Doesn't a server author get to decide what an error is? You could always just decide the fault was in the client, not the server.
For example, I worked with one CDN company where the engineers decided that injecting random NULL bytes into the TCP stream of an HTTP request was perfectly valid. They obviously are in fact idiots.
This is similar to how AWS can always claim 5-9s of uptime. They decide what counts as downtime. Even when large portions of us-east-1 are broken, they have 5-9s of uptime.
In the blog post, the claim is "without crashes due to server code". That is different than protocol errors or logic errors (both of which are recoverable in a well written server). There's a lot less weasel room in such a claim.
> For example, I worked with one CDN company where the engineers decided that injecting random NULL bytes into the TCP stream of an HTTP request was perfectly valid. They obviously are in fact idiots.
One time I got back a response to an http request that I could just not parse. It rendered fine in my text editor, but the code I was trying to parse it with was returning a nonsensical error. Fortunately (?) I had the response saved to a file, so I didn't have to keep hitting the server as I tried to figure out how to parse it.
Eventually I broke out a hex editor, and realized something had inserted a null byte in between every other byte of text. Unfortunately I couldn't get the server (third party) to reproduce this behavior.
At least from what I remember of the issue I can't rule that out. I'm reasonably certain I had some sort of documentation saying the response was supposed to be utf8, but that doesn't mean a bug couldn't have (non-deterministically!?) returned it in a different encoding.
I believe it was a nearly entirely ascii CSV file, and I might not have checked any non-ascii characters to see how the pattern held.
It's not uncommon that the word in black and white is "Unicode" and to a programmer writing software on Windows or (especially older) Java that seems to obviously mean UTF-16, while to a programmer writing say a Unix C program that means UTF-8. Both may feel assured they know exactly what's going on... but there's a miscommunication.
You definitely won't be the first person who got given UTF-16 and went "Ah, some fool added NUL bytes in between all my ASCII", I worked with a really excellent colleague, Cezary, a decade or more ago who made exactly this mistake on some data we were receiving.
Of course having never seen it I also can't rule out the documentation just being wrong.

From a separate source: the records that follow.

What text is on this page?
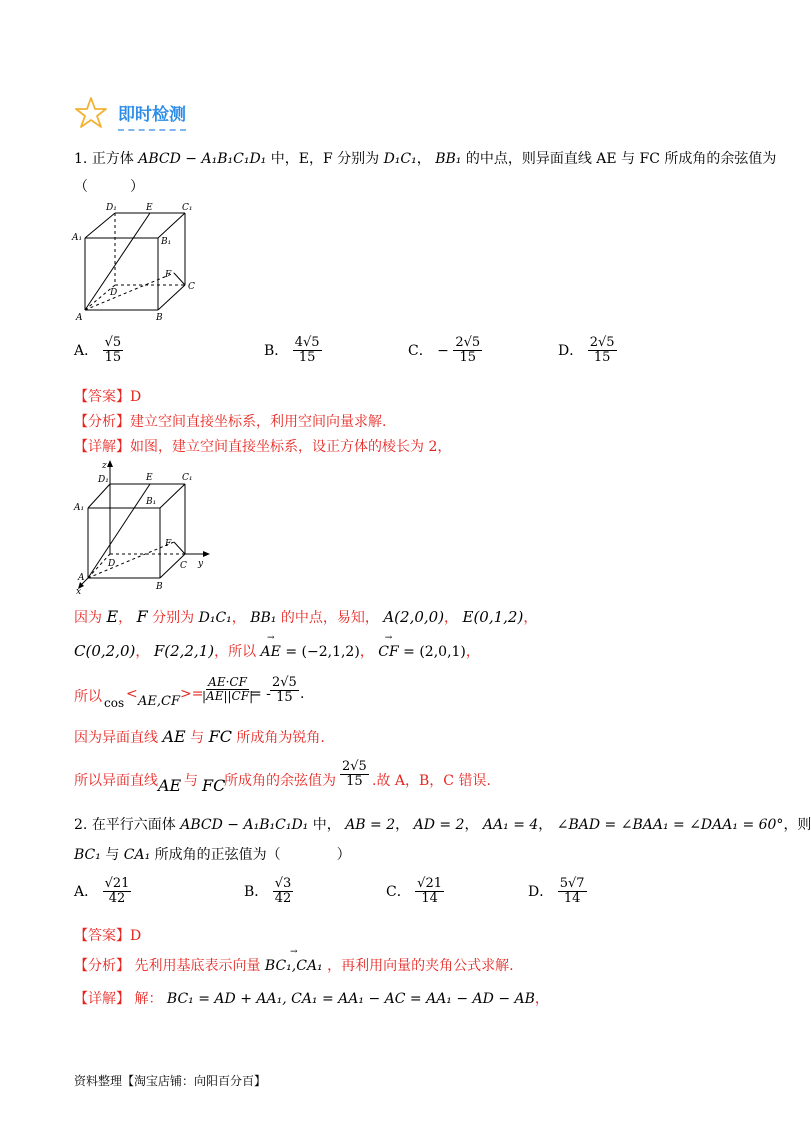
即时检测
1. 正方体 ABCD − A₁B₁C₁D₁ 中，E，F 分别为 D₁C₁， BB₁ 的中点，则异面直线 AE 与 FC 所成角的余弦值为
（　　　）
D₁	E	C₁
A₁	B₁
F
D
C
A	B
A． $\frac{√5}{15}$	B． $\frac{4√5}{15}$	C． − $\frac{2√5}{15}$	D． $\frac{2√5}{15}$
【答案】D
【分析】建立空间直接坐标系，利用空间向量求解.
【详解】如图，建立空间直接坐标系，设正方体的棱长为 2，
z
D₁	E	C₁
A₁
B₁
F
D	C y
A
x	B
因为 E， F 分别为 D₁C₁， BB₁ 的中点，易知， A(2,0,0)， E(0,1,2)，
C(0,2,0)， F(2,2,1)，所以 → AE = (−2,1,2)， → CF = (2,0,1)，
所以 cos
< AE,CF >=
$\frac{AE\cdot CF}{|AE||CF|}$
= - $\frac{2√5}{15}$ .
因为异面直线 AE 与 FC 所成角为锐角.
所以异面直线 AE 与 FC
所成角的余弦值为 $\frac{2√5}{15}$ .故 A，B，C 错误.
2. 在平行六面体 ABCD − A₁B₁C₁D₁ 中， AB = 2， AD = 2， AA₁ = 4， ∠BAD = ∠BAA₁ = ∠DAA₁ = 60°，则
BC₁ 与 CA₁ 所成角的正弦值为（　　　　）
A． $\frac{√21}{42}$	B． $\frac{√3}{42}$	C． $\frac{√21}{14}$	D． $\frac{5√7}{14}$
【答案】D
【分析】 先利用基底表示向量 → BC₁,CA₁ ，再利用向量的夹角公式求解.
【详解】 解： BC₁ = AD + AA₁, CA₁ = AA₁ − AC = AA₁ − AD − AB，
资料整理【淘宝店铺：向阳百分百】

I imagine a dystopian future where the error reads "some customers were experiencing elevated error rates. Their accounts have been terminated in line with Amazon's zero tolerance policy for errors"

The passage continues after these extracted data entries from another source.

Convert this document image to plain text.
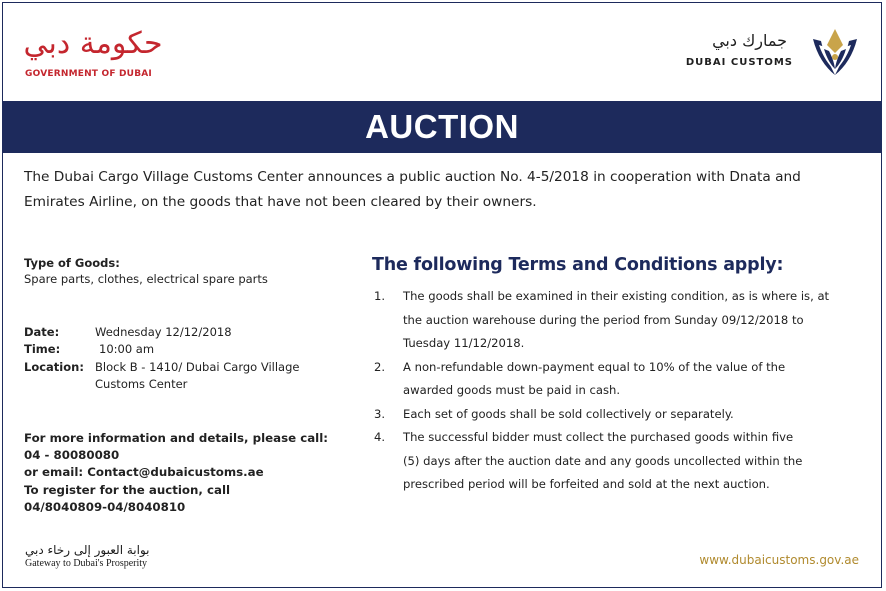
حكومة دبي
GOVERNMENT OF DUBAI
جمارك دبي
DUBAI CUSTOMS
AUCTION
The Dubai Cargo Village Customs Center announces a public auction No. 4-5/2018 in cooperation with Dnata and
Emirates Airline, on the goods that have not been cleared by their owners.
Type of Goods:
Spare parts, clothes, electrical spare parts
Date:	Wednesday 12/12/2018
Time:	10:00 am
Location: Block B - 1410/ Dubai Cargo Village
Customs Center
For more information and details, please call:
04 - 80080080
or email: Contact@dubaicustoms.ae
To register for the auction, call
04/8040809-04/8040810
The following Terms and Conditions apply:
1. The goods shall be examined in their existing condition, as is where is, at
the auction warehouse during the period from Sunday 09/12/2018 to
Tuesday 11/12/2018.
2. A non-refundable down-payment equal to 10% of the value of the
awarded goods must be paid in cash.
3. Each set of goods shall be sold collectively or separately.
4. The successful bidder must collect the purchased goods within five
(5) days after the auction date and any goods uncollected within the
prescribed period will be forfeited and sold at the next auction.
بوابة العبور إلى رخاء دبي
Gateway to Dubai's Prosperity	www.dubaicustoms.gov.ae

Especially with increased concurrency/memory-sharing
Purely speculating here, but I imagine Nginx's choice to split across worker processes (with separate pools) instead of threads (with shared pools) had to do with a) avoiding memory errors due to sharing resources, b) reducing extra (defensive) locks, and/or c) reducing the blast-radius of crashes
All of which Rust helped the team not to have to worry about, enabling more sharing of resources, which solved their main bottleneck
Of course the OP's JVM solution would be memory-safe too (helping with (a)), but then that comes with other costs
Yeah I can see the choices NGINX making being to minimize classes of errors Rust tries to help you with at compile time, which was where a lot of their speed/memory benefits came from. Will be interesting to see the code once they open source it.